"As good as possible" assumes that there is some criterion by which it is possible to measure how good the schedule is - but there are a lot of competing factors here - the number of times pairs of players partner, oppose, or play on the same court together, the number of games and byes each player has, and finally the balance for top/bottom. These could all be weighted differently, so there is no single best criterion, but the approach you need would be to consider these factors carefully and design a search algorithm to look for an optimal schedule. Unfortunately, I don't have software that can help here.

I am guessing some of the schedules you have for 4n players, or 4n+1 players, may have been cut down from Whist schedules. If you select any 7 rounds from one of these, this might well leave one pair together three times, while another pair never meets.

If you post the schedule that you have for 14 players, then I will have a look at it, and see if there is any improvement that I can offer.

Hi Ian, sorry for the delay in getting back to you.

An example of what I'm talking about is here on these pickleball round robin sheets:

RR-Charts.pdf (bendpickleballclub.com) I'm guessing they just used one of the many free round robin generators to generate the schedules for various numbers of players.

If you look at the 14-player sheet, you'll see (for instance) that Player 2 is on the same court as some players once, some players twice, and even plays on the same court as Player 12 THREE times....but never plays on the same court as Player 5.
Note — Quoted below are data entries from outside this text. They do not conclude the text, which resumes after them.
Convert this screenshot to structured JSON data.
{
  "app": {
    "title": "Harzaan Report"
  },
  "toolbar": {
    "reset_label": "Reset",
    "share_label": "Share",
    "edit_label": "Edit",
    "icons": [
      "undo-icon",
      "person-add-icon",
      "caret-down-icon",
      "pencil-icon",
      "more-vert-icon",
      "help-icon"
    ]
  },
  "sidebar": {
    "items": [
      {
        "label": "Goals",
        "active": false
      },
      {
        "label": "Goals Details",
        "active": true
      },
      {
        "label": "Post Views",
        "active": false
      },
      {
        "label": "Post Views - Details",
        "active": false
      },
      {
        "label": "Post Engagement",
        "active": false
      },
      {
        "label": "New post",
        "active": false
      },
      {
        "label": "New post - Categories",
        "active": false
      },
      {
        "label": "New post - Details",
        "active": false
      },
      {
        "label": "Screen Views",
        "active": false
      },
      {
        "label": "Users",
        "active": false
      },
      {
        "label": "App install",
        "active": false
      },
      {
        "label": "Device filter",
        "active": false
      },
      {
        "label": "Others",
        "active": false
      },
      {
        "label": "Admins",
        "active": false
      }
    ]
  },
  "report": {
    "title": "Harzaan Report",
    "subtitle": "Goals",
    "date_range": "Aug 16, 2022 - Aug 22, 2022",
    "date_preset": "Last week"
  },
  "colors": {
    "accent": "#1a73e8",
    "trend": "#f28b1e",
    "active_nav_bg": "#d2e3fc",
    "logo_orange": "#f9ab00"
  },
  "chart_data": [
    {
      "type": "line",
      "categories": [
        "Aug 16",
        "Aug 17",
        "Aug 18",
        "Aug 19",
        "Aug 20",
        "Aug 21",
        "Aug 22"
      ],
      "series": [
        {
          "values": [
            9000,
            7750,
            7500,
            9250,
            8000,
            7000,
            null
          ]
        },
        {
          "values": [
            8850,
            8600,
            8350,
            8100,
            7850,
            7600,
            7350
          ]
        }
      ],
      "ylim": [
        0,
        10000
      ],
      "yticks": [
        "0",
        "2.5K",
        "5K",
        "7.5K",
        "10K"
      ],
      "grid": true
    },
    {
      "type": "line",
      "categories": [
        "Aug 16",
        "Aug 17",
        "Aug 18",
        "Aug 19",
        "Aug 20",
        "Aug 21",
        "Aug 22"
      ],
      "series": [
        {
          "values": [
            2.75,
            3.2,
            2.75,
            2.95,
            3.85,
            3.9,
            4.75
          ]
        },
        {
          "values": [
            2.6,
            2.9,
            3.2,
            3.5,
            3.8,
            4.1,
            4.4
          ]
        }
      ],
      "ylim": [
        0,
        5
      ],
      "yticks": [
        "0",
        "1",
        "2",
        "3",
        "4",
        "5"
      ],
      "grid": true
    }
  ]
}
I guess what I'm not understanding is that this seems to me to be simple from a computational perspective (although I freely admit that since what I'm looking for doesn't seem to currently exist, there' may very well be some factor of difficulty that I'm overlooking). It seems to me that the scheduler should just do this:

- Start in Round 1. For Player 1, search for three other random players to add to the court in that round. Criteria: find the count of how many times Player 1 has played against every other player, then make sure to always pick the three random players from among whom Player 1 has played the least (obviously, in Round 1, Player 1 would not have played anyone, so the three random "other players" could be anybody. However, in later rounds, this pool of available random players would be less and less). This way you won't have Player 1 on the same court as Player 3 a bunch of times, but never played on the same court as Player 12.
- Continue this for all players from 1 to n, where n is the total number of players. If there are any "extra players" at the end of this process (i.e. if n is not divisible by 4), put them down as "byes" who don't play that round...with the caveat that no one who's already had a bye should have ANOTHER bye if there's a player who hasn't had a bye yet.
- Do this for as many rounds as necessary (ideally, for our purposes, 7 rounds).

I know I mentioned other criteria (dividing up who's on top/bottom equally, etc), but even if we could do this minimum thing (have players on the same court as all the other players as equally as possible), that would be an improvement.